Interfaith Center on Corporate Responsibility
NEW YORK CITY, NY//Sept 26, 2008// For the past three decades, members of the Interfaith Center on Corporate Responsibility (ICCR) have worked with financial institutions to address the needs of the poor to obtain access to capital for: sustainable development, affordable housing in the U.S. and responsible lending in developing countries. ICCR is a coalition of nearly 300 faith-based institutional investors, representing over $100 billion in invested capital.
Today, Rev. Seamus Finn, OMI, a longtime representative of his community at ICCR issued the following statement on behalf of members of the organization:
“Today’s credit crisis in the financial markets of Wall Street highlights a range of issues.
Faith-based investors have historically discussed these issues with key executives of these institutions, bringing them to the attention of shareholders through the annual proxy. Had the eerily prescient advice of faith-based investors been heeded, every evidence suggests that it would have prevented, or at the very least diminished, the impact of this meltdown. The key issues raised in these meetings included:
• the need for disclosure of off balance sheet liabilities;
• true assessment of counter party risk;
• greater transparency;
• risk management/monitoring;
• predatory lending;
• sub-prime lending;
• capital adequacy ratios; and
• the use of the precautionary principle in the introduction of new investment tools and innovative practices.
Invariably, in response to the issues raised, executives of financial institutions assured representatives of ICCR that policies, procedures and internal controls already in place were able to meet these challenges and that much of the requested information was already disclosed in the numerous filings the companies were required to submit to different regulatory agencies. Furthermore, the concern about disclosure and transparency in relationship to new investment tools was usually answered by claims of protecting ‘proprietary information.’
It is now clear that most, if not all, financial institutions, still do not know the magnitude of real and potential losses. Recent interventions by the Federal Government to provide: $950 billion dollars to aid several financial institutions, and a further $700 billion that Treasury Secretary Paulson proposes to purchase illiquid mortgage backed debt, only begin to provide a very rough estimate of the impact of these systemic failures in policy, disclosure, and risk management.

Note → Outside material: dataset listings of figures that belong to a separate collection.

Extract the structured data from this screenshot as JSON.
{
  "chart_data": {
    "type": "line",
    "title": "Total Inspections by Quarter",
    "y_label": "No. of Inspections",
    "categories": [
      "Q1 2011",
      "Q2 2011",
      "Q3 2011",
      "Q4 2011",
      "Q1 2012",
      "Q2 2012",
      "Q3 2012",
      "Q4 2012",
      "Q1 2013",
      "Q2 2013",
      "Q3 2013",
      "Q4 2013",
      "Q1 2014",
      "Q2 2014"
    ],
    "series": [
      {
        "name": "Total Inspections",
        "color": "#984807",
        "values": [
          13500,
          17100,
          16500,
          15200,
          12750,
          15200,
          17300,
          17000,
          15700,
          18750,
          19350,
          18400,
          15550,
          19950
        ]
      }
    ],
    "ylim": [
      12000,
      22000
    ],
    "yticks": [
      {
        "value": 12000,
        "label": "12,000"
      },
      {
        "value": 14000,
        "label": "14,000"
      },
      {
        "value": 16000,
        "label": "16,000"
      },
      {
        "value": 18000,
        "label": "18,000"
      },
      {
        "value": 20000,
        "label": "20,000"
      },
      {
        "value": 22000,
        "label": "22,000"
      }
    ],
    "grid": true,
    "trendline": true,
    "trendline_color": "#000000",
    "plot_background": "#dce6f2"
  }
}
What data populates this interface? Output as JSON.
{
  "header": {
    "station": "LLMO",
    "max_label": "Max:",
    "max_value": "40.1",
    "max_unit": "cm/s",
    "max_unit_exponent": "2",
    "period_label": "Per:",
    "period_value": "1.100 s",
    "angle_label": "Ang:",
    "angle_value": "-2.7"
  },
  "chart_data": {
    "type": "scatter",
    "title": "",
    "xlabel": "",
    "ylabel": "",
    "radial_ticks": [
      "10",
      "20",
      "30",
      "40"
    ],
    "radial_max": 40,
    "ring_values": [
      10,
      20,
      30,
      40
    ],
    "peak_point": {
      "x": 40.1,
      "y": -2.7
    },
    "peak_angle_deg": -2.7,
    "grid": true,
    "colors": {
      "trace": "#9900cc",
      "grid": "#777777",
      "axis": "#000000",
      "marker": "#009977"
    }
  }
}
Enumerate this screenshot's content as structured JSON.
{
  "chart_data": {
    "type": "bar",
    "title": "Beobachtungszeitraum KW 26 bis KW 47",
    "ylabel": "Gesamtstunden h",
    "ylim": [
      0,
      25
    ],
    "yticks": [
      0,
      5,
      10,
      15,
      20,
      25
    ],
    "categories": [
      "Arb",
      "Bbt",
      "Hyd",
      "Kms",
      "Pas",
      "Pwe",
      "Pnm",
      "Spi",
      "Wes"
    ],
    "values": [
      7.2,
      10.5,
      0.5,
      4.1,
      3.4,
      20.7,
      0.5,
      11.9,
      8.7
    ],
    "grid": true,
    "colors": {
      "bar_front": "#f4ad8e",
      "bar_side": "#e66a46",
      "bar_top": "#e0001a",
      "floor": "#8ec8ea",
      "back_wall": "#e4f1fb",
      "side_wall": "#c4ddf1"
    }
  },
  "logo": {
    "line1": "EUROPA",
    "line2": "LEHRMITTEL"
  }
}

For ICCR, any Congressional and government response both now and in the new Congress should be based on the following principles:
(1) Making sure that the consequences of the response do not impose additional burdens on the marginalized and poorest who are at the periphery of the workings of financial markets;
(2) Restoring credibility to the financial markets in a transparent manner at the lowest possible cost to the taxpayers without bailing out shareholders or management via a golden parachutes; and
(3) Addressing the root causes of the meltdown (e.g. unregulated derivatives, restoration of the bankruptcy act re: mortgages).
ICCR will continue to engage the remaining corporations in the financial sector around the core issues that flow from their mission to build a more just and sustainable world for people everywhere.”
The Interfaith Center on Corporate Responsibility ([ http://www.iccr.org ]http://www.iccr.org) is a coalition of nearly 300 faith-based institutional investors, representing over $100 billion in invested capital. ICCR members bridge the divide between morality and markets by envisioning a civic economy that integrates ethical, environmental and social values. Inspired by faith, committed to action, ICCR members work to build a just and sustainable global community.